Overall, not a bad cigar weekend...


----------



## mattehh (Jan 21, 2011)

All looks delicious!!!


----------



## Ray126 (Jan 23, 2012)

NICE Mike!!!!!


----------



## Tru (Nov 26, 2011)

nice weekend. how much is that bundle btw


----------



## Fuelie95 (Oct 24, 2007)

Tru said:


> nice weekend. how much is that bundle btw


Including the bribe? ; )


----------



## lebz (Mar 26, 2011)

Very rockin!


----------



## Engineer99 (Aug 4, 2011)

Looks like what happened is Vegas will be staying in your humidor and not in Vegas...


----------



## 4pistonjosh (Nov 10, 2008)

Wow that looks like a great weekend. Those lanceros are making me drool.


----------



## szyzk (Nov 27, 2010)

Nice! I'll be visiting Casa Fuente (again) in less than two months, I need another lancero!


----------



## Habano (Jul 5, 2010)

Did you bring your own wine to the table or is that a thermos? Lol. If you brought your own wine, how much was the entry fee?


----------



## Tru (Nov 26, 2011)

Yes!!! Haha


Fuelie95 said:


> Including the bribe? ; )


----------



## UTKhodgy (Jan 4, 2012)

BEHIKE!

Petit Lancero!


----------



## Fuelie95 (Oct 24, 2007)

Starbuck said:


> Did you bring your own wine to the table or is that a thermos? Lol. If you brought your own wine, how much was the entry fee?

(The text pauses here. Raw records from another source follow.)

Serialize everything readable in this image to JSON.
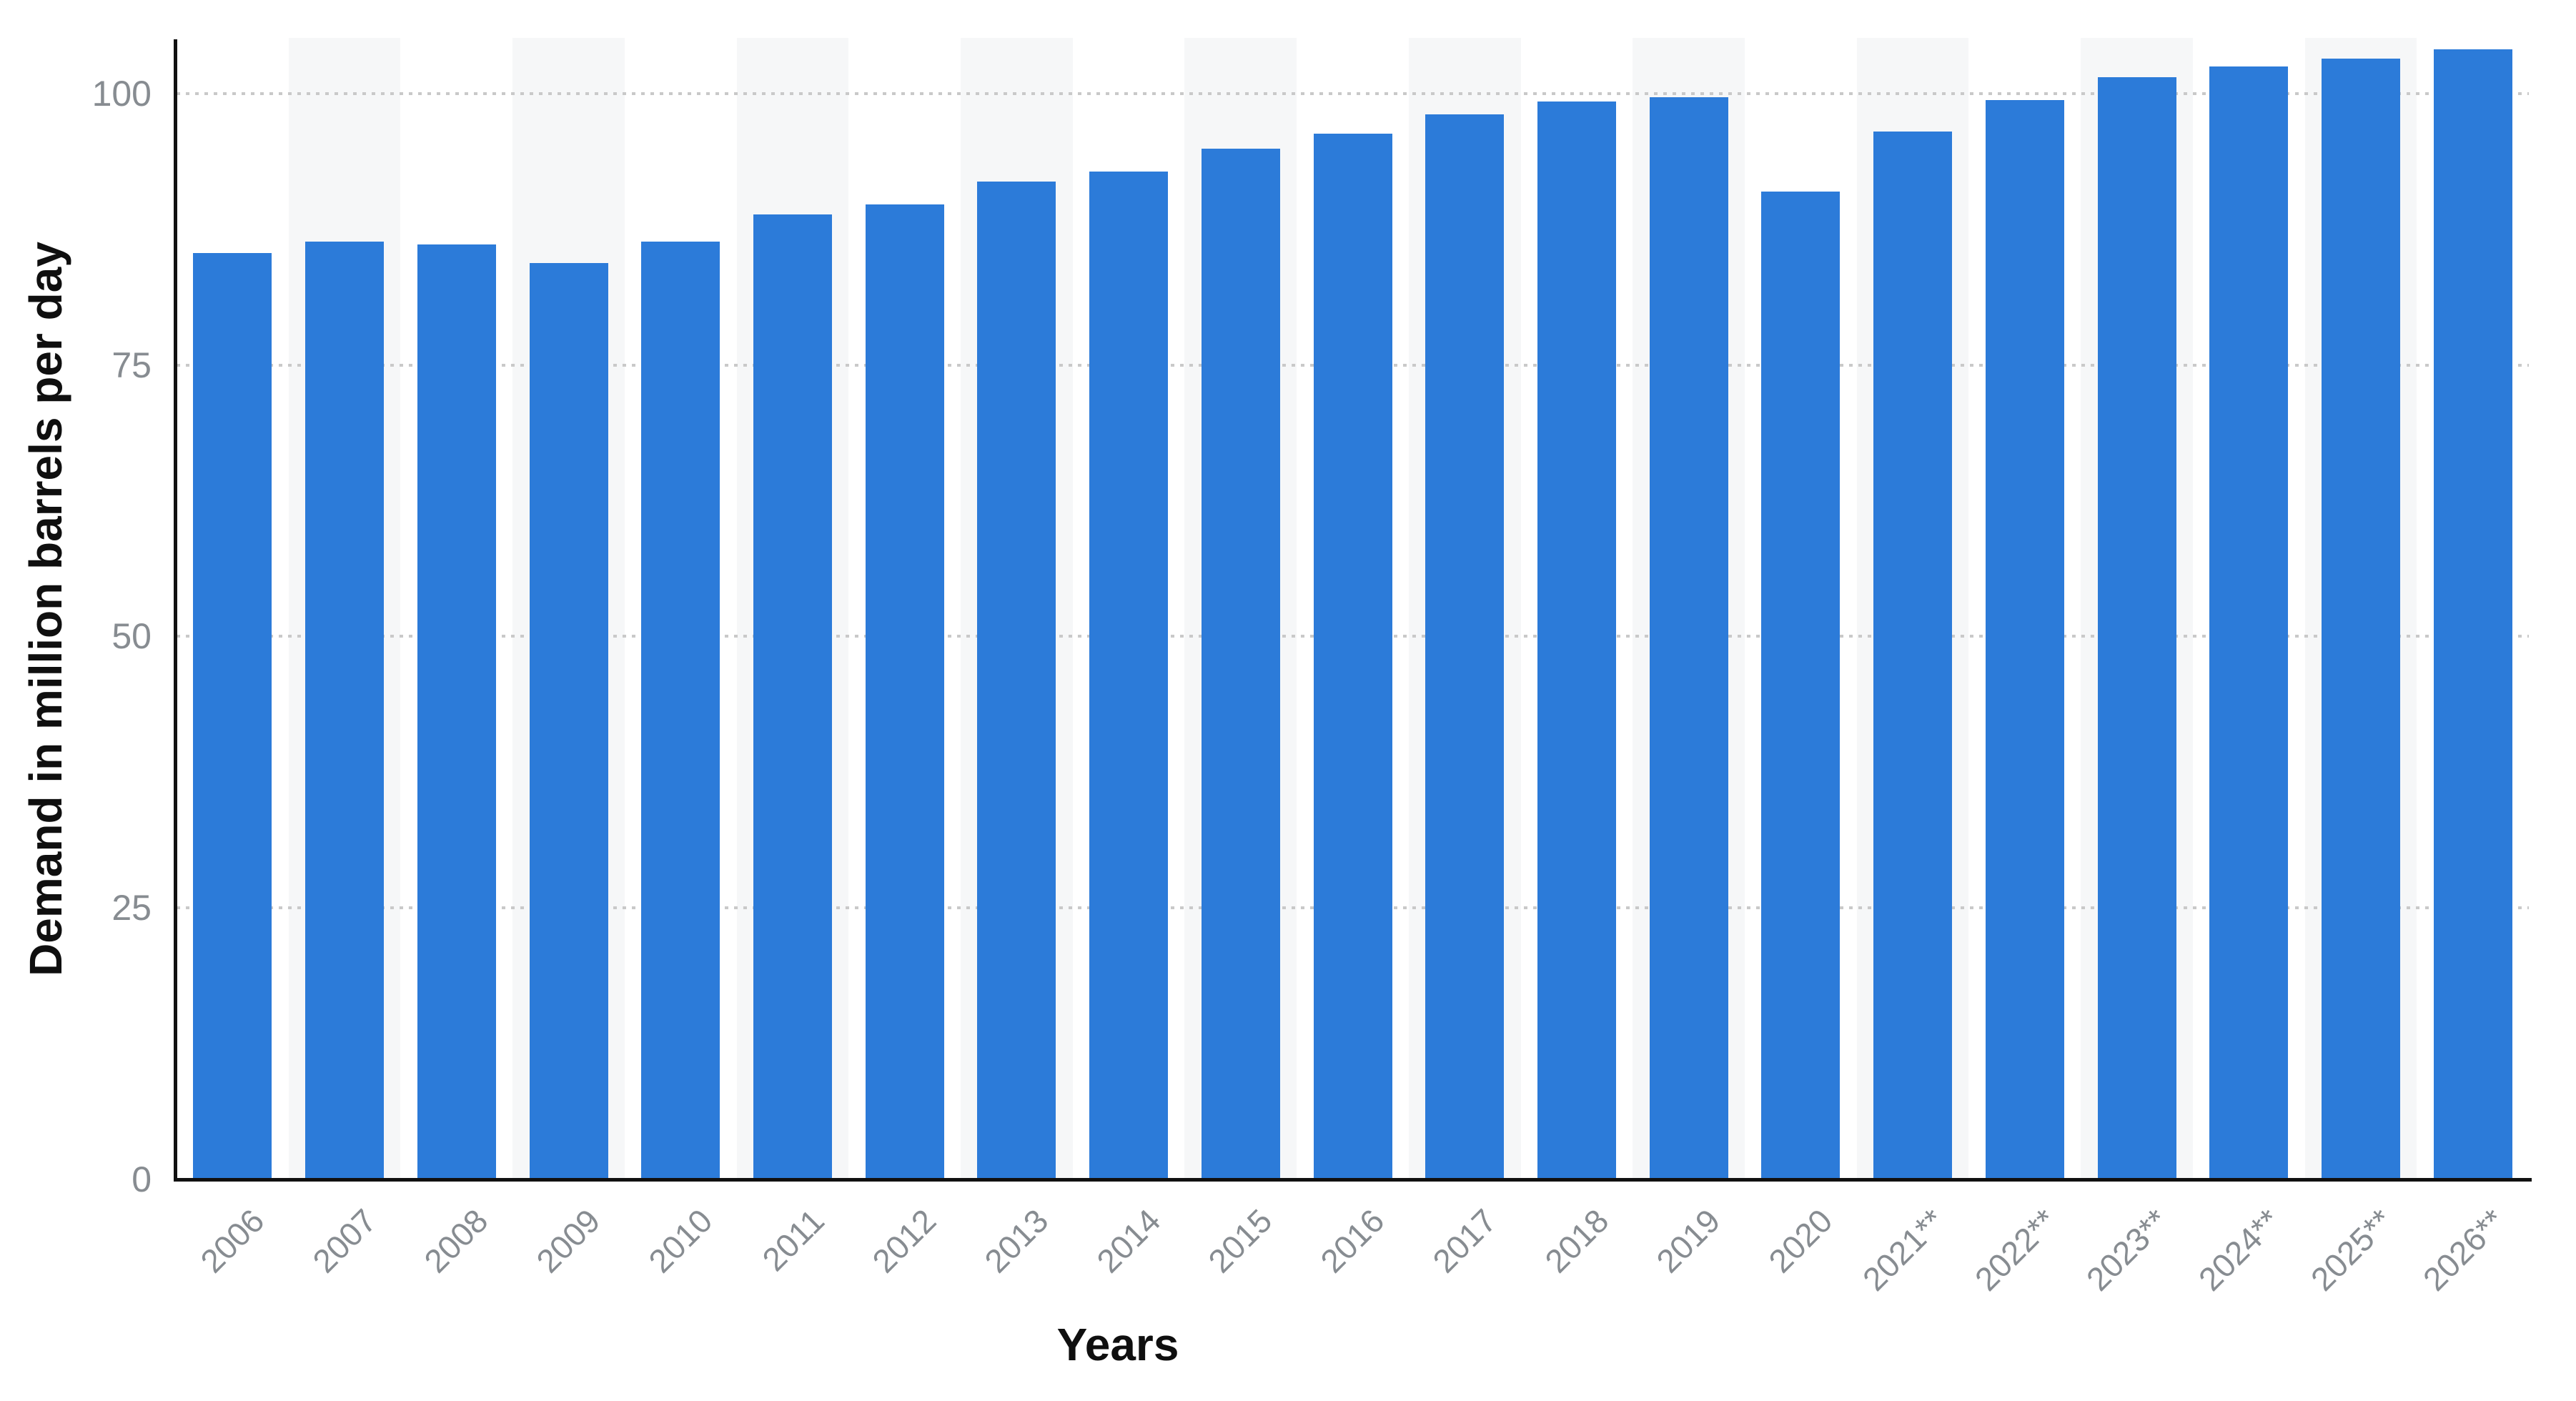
{
  "chart_data": {
    "type": "bar",
    "title": "",
    "categories": [
      "2006",
      "2007",
      "2008",
      "2009",
      "2010",
      "2011",
      "2012",
      "2013",
      "2014",
      "2015",
      "2016",
      "2017",
      "2018",
      "2019",
      "2020",
      "2021**",
      "2022**",
      "2023**",
      "2024**",
      "2025**",
      "2026**"
    ],
    "values": [
      85.3,
      86.4,
      86.1,
      84.4,
      86.4,
      88.9,
      89.8,
      91.9,
      92.8,
      94.9,
      96.3,
      98.1,
      99.3,
      99.7,
      91.0,
      96.5,
      99.4,
      101.5,
      102.5,
      103.2,
      104.1
    ],
    "xlabel": "Years",
    "ylabel": "Demand in million barrels per day",
    "ylim": [
      0,
      105
    ],
    "yticks": [
      0,
      25,
      50,
      75,
      100
    ],
    "grid": "horizontal-dotted",
    "legend": "none",
    "band_pattern": "alternating light column background on every second category starting with 2007",
    "colors": {
      "bar": "#2c7bd9",
      "column_band": "#f6f7f8",
      "gridline": "#c9c9c9",
      "tick_text": "#878c91",
      "axis_line": "#111111",
      "title_text": "#0f0f0f",
      "background": "#ffffff"
    }
  }
}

Brought my own wine but they had a '95 DRC for $58,375 on the wine list! Fortunately for my bottle it was only a $35 corking fee...


----------



## Fuzzy (Jun 19, 2011)

Fuelie95 said:


> Brought my own wine but they had a '95 DRC for $58,375 on the wine list! Fortunately for my bottle it was only a $35 corking fee...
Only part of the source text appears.